Our study revealed that the HIF activation in the CIN model and CIN treatment had histopathological and immunohistochemical effects. Several studies have demonstrated HIF-2α activation in renal ischemic models [7,11,26]. In the current study, the rat models with CIN and the rats treated with NAC and sildenafil, HIF-2α activation was measured, and differences were detected. In the CIN model, HIF-2α activation was determined, and in the CIN + NAC and the CIN + SIL models, this activation was decreased versus the CIN model. Kong et al. [27] demonstrated late-phase renal tubular HIF-2α activation to be protective for renal fibrosis and renal dysfunction, and also demonstrated its use as a therapeutic agent in the late phase of chronic kidney disease.

In the current study, HIF-2α levels measured in tissues were as follows: 49.11 ± 15.74 ng/mL in the control group, 71.082 ± 13.086 ng/mL in the CIN group, 44.881 ± 9.735 ng/mL in the CIN + SIL group, and 31.638 ± 6.448 ng/mL in the CIN + NAC group, respectively. Accordingly, the increase in HIF-2α levels in the CIN group versus the control group was significant. Zheng et al. [28], in ischemia/reperfusion injury mice model, detected increased HIF-2α levels in the kidneys. Again in the same study, treatment with sevoflurance induced a significant decrease in HIF-2α levels.
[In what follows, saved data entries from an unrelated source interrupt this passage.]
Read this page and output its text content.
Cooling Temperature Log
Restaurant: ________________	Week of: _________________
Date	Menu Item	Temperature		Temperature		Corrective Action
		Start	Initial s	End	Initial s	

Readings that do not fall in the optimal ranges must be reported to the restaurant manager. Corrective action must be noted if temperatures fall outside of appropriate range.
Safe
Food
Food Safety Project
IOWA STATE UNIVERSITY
In our study, the decrease in HIF-2α levels in treatment (CIN + SIL, CIN + NAC) groups versus the CIN group was significant. HIF-2α levels measured in serum and also in tissue were significant between groups. Urine HIF-α levels were non-significant in treatment groups versus the control group. All these measured values may be used to evaluate the efficacy of treatment with HIF-2α levels in CIN treatment. Similarly, BUN levels were non-significant for CIN and treatment groups. Conversely, sCr levels were significant in treatment groups versus the CIN group. Urine BUN levels were significant for CIN + NAC and CIN groups; however, they were non-significant for the CIN + SIL group. There were no significant differences for urine Cr in treatment groups versus the CIN group. Our current results related to BUN and sCr were consistent with the current literature [1,18,23].

5. Conclusions

In the current study, HIF-2α levels were significantly increased in the CIN model. After CIN treatment with NAC and sildenafil, HIF-2α levels were significantly decreased. NAC and sildenafil efficiently reduced renal injury due to contrast agent implementation. Increased HIF-2α levels in CIN formation and decreased HIF-2α levels after treatment may be beneficial in monitoring and treatment of patients with CIN. The underlying mechanism for the change in HIF-2α levels states—where CIN or acute renal damage is presumed—may be associated with a decrement in regional reactive oxidative stress and renal pathological changes. Thus, these conclusions may be used to construct an experimental base for the use of HIF-2α levels in clinical prevention and treatment of CIN. Despite the use of NAC and sildenafil in CIN treatment, we determined NAC treatment to be more significant.

Restrictions of the Study

There are few studies in the literature measuring HIF-2α levels after applying contrast materials, and this current study is one of the first studies of its kind that has been performed on rats.

Though suggestions for measuring the level of HIF-2α several times to indicate contrast nephropathy were made; due to budget restrictions, only one round of HIF-2α could be measured in this study.